Malaria, Malaria…Oh what a disease!

                Mosquitoes are terrible.  They spread all sorts of disease through creepily sucking your blood.  Of greatest epidemiological importance among all the diseases that these little blood-suckers spread is malaria.  In 2008 the World Health Organization estimated that 247 million (!!!!!) people were infected and nearly 1 million deaths were due to malaria. Just for illustrative purposes that is 676712 new people infected each day!!  I feel that these numbers completely justify these kinds of tactics.  For the scoffers out there, Cracked is definitely a reliable news source :)

             In Zimbabwe the nursery children sang the “Malaria, Malaria” song every day to express how much of a problem malaria poses to their daily lives.  For the five months I was in Zimbabwe I did not take any anti-malarial medications, slept without a bed net, and never used bug sprayed when I ventured out during dawn or dusk, prime biting time for the Anopheles mosquitoes.   Not a plasmodium in sight.  Ignorance is bliss; such a true statement and probably the reason that I am usually so happy. 

                Now here in Uganda I think about contracting malaria a lot. It might be because some of my American co-workers are a little obsessed with their medications, or that every local has had malaria multiple times, or that mosquitoes factor heavily into my daily life (I live next to a lovely swamp made possible courtesy of Lake Victoria).  Some preparations I have now adopted to prevent myself from joining the two million annual malaria sufferers are taking doxycycline, sleeping under a bed net, and fully appreciating the man who fogs our area every night.  The bed net presents a problem because it keeps me in my sleeping area more effectively than it keeps mosquitoes out.  Every morning I have a more prolonged and distressing fight with my net to find where it ends and how I can get out.  Also, our fogger guy may be THE definition for occupational hazard.  Like clockwork, every night at 7:12pm he starts running around the hotel with some ridiculously loud machine that spews the most terrible smelling grey fog.  I feel bad for him because he has no mask to protect him from the evil mosquito killing cloud and he does this every night.  Yikes!!

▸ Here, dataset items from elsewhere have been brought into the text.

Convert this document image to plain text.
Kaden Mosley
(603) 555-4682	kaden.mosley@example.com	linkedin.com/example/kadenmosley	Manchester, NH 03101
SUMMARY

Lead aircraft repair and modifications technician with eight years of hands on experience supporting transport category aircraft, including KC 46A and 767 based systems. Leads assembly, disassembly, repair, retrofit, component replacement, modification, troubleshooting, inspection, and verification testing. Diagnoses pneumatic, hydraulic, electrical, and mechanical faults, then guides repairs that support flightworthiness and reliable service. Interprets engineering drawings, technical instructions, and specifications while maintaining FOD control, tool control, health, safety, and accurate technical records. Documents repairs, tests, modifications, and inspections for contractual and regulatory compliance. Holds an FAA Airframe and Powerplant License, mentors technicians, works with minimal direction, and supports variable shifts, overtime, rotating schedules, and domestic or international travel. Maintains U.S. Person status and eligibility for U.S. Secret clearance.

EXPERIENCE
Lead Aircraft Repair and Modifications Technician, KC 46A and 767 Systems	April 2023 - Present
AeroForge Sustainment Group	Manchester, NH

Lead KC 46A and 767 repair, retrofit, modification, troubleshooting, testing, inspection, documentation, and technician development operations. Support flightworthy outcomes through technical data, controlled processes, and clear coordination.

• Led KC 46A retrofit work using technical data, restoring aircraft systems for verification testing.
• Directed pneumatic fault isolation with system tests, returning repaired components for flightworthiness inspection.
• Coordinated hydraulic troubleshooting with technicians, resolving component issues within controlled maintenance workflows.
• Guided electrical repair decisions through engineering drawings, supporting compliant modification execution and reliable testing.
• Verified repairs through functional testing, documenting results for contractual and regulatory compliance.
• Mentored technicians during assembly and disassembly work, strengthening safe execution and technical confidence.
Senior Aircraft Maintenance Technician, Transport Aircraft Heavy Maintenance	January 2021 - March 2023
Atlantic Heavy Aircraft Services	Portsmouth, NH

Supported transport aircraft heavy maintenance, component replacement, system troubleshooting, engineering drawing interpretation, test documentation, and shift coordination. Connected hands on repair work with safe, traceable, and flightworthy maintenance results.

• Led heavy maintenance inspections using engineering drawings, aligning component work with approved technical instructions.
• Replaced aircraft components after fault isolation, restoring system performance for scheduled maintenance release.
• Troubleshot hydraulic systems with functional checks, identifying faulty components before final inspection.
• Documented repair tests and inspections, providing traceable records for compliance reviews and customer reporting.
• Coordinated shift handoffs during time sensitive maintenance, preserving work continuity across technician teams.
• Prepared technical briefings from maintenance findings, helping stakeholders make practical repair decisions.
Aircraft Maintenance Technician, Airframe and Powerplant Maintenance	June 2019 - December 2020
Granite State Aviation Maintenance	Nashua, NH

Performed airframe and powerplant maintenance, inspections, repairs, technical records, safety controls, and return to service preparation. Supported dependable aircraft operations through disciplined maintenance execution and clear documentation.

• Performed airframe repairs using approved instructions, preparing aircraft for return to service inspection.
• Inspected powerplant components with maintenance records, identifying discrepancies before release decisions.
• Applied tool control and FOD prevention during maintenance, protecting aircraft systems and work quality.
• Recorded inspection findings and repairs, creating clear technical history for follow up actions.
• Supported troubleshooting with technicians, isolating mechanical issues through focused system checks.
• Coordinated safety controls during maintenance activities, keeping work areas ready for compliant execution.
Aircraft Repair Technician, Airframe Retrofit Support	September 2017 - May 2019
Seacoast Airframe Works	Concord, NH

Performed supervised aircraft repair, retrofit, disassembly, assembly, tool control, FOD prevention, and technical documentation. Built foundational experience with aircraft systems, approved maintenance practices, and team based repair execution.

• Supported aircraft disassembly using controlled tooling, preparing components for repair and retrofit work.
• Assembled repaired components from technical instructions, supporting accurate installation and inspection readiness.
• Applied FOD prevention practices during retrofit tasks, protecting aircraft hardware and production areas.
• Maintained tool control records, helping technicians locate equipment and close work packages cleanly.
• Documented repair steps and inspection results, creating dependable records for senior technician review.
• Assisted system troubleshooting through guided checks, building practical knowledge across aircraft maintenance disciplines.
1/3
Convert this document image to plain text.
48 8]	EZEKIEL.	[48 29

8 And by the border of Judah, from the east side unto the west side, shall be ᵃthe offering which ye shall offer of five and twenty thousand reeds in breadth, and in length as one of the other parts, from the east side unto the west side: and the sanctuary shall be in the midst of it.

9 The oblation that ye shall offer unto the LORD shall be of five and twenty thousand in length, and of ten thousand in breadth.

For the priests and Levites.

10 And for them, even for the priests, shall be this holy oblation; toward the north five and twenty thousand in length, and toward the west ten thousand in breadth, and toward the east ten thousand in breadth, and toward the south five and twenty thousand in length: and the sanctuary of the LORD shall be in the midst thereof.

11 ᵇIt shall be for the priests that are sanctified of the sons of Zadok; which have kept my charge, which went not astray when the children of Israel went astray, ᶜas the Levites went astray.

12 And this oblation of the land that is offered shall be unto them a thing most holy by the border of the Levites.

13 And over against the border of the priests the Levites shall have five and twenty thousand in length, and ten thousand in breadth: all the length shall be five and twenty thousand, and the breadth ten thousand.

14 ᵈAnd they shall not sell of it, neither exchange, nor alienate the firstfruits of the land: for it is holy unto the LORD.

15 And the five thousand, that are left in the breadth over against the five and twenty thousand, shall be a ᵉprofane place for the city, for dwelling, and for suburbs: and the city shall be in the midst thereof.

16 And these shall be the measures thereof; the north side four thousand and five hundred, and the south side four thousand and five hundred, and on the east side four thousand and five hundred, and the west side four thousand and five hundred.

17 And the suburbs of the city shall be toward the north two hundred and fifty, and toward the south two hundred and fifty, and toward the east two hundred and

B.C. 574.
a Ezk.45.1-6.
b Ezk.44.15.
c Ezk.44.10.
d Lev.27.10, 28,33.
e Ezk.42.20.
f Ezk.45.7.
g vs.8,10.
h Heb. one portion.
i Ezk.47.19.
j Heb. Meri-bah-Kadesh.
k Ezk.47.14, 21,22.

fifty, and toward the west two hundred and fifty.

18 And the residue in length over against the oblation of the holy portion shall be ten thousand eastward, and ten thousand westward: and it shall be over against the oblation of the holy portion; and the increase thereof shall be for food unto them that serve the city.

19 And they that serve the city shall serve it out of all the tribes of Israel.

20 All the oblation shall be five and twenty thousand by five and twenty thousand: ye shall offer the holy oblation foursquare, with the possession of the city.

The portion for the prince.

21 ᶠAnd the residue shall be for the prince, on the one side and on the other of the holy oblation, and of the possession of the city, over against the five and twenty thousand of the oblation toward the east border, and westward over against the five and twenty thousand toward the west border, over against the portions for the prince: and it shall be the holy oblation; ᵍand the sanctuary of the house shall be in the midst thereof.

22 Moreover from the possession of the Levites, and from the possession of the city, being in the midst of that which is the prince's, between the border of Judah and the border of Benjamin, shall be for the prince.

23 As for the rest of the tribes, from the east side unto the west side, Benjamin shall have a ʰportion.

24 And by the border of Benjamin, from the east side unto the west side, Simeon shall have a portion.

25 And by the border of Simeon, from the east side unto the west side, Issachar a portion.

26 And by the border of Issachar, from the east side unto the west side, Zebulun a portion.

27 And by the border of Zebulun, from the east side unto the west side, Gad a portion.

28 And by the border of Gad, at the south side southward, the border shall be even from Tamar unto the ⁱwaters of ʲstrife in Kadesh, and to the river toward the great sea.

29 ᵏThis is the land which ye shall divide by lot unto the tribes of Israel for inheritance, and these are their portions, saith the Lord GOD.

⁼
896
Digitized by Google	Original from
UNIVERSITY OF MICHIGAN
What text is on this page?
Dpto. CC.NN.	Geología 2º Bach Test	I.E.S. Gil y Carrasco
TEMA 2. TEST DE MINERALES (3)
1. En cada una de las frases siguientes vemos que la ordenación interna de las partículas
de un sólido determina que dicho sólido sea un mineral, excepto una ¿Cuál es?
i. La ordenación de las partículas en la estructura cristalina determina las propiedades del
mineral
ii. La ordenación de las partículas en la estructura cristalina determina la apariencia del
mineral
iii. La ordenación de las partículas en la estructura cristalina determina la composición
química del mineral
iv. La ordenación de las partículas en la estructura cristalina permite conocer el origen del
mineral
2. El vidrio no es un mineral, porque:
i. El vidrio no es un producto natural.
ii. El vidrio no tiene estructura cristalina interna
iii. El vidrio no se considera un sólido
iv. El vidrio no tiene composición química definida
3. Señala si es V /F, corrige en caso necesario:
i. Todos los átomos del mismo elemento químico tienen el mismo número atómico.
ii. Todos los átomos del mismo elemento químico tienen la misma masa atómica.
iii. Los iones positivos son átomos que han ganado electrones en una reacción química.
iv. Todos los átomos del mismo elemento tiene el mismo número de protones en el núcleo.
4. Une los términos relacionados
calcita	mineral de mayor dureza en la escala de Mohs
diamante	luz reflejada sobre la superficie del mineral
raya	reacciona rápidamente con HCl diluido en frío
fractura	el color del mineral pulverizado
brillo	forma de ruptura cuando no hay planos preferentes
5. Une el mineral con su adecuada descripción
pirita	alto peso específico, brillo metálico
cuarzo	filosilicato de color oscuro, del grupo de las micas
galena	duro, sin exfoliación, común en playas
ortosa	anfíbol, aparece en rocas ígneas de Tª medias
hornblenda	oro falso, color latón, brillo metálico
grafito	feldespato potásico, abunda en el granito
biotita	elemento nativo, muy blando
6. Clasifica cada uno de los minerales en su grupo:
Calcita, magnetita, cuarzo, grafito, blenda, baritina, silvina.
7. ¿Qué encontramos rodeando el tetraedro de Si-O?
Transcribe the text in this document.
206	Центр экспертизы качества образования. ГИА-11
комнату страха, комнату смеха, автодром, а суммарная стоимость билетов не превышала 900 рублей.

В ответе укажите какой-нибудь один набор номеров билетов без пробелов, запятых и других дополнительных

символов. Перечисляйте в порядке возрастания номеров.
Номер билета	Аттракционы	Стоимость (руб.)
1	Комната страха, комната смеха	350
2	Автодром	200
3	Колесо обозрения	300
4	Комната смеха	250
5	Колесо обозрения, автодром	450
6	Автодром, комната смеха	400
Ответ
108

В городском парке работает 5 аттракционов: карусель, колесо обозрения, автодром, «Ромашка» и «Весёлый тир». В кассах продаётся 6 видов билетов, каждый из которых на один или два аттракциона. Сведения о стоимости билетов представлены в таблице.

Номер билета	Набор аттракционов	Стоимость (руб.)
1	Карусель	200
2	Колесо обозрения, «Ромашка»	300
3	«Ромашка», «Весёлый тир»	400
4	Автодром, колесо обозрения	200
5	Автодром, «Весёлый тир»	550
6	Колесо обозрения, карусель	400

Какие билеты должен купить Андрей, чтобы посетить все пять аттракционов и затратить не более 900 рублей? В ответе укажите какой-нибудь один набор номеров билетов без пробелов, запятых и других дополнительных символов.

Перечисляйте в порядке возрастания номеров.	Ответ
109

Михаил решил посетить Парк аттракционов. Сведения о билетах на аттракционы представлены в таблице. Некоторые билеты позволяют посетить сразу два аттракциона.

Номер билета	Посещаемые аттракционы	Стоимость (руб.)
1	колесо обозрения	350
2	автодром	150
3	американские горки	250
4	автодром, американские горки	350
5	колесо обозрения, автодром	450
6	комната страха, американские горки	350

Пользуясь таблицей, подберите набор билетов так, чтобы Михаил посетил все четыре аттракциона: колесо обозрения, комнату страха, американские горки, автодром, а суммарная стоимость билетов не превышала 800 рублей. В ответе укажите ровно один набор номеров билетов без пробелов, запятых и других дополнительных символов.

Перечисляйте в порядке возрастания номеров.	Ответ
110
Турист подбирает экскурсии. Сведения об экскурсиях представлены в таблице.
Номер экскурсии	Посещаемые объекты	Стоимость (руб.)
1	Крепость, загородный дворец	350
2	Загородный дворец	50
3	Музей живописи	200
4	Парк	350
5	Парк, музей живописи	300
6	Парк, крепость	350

                However a bright spot to this increased awareness of malaria is my reaction time.  I am lightning fast death from on high to my winged adversaries, much like this only with more enthusiasm. Also, I am getting pretty good at spotting little plasmodium on slides of people infected with malaria.  So if I fall sick I will be able to diagnose and treat myself.  That’s the upside here J

                Fun fact:  We, as Americans, say “mos-skee-toes” here they say “mos-quit-toes” just like it is spelled.  Say it aloud to really appreciate the difference.  It makes me giggle like a small and easily amused child every time we talk about the flying pests.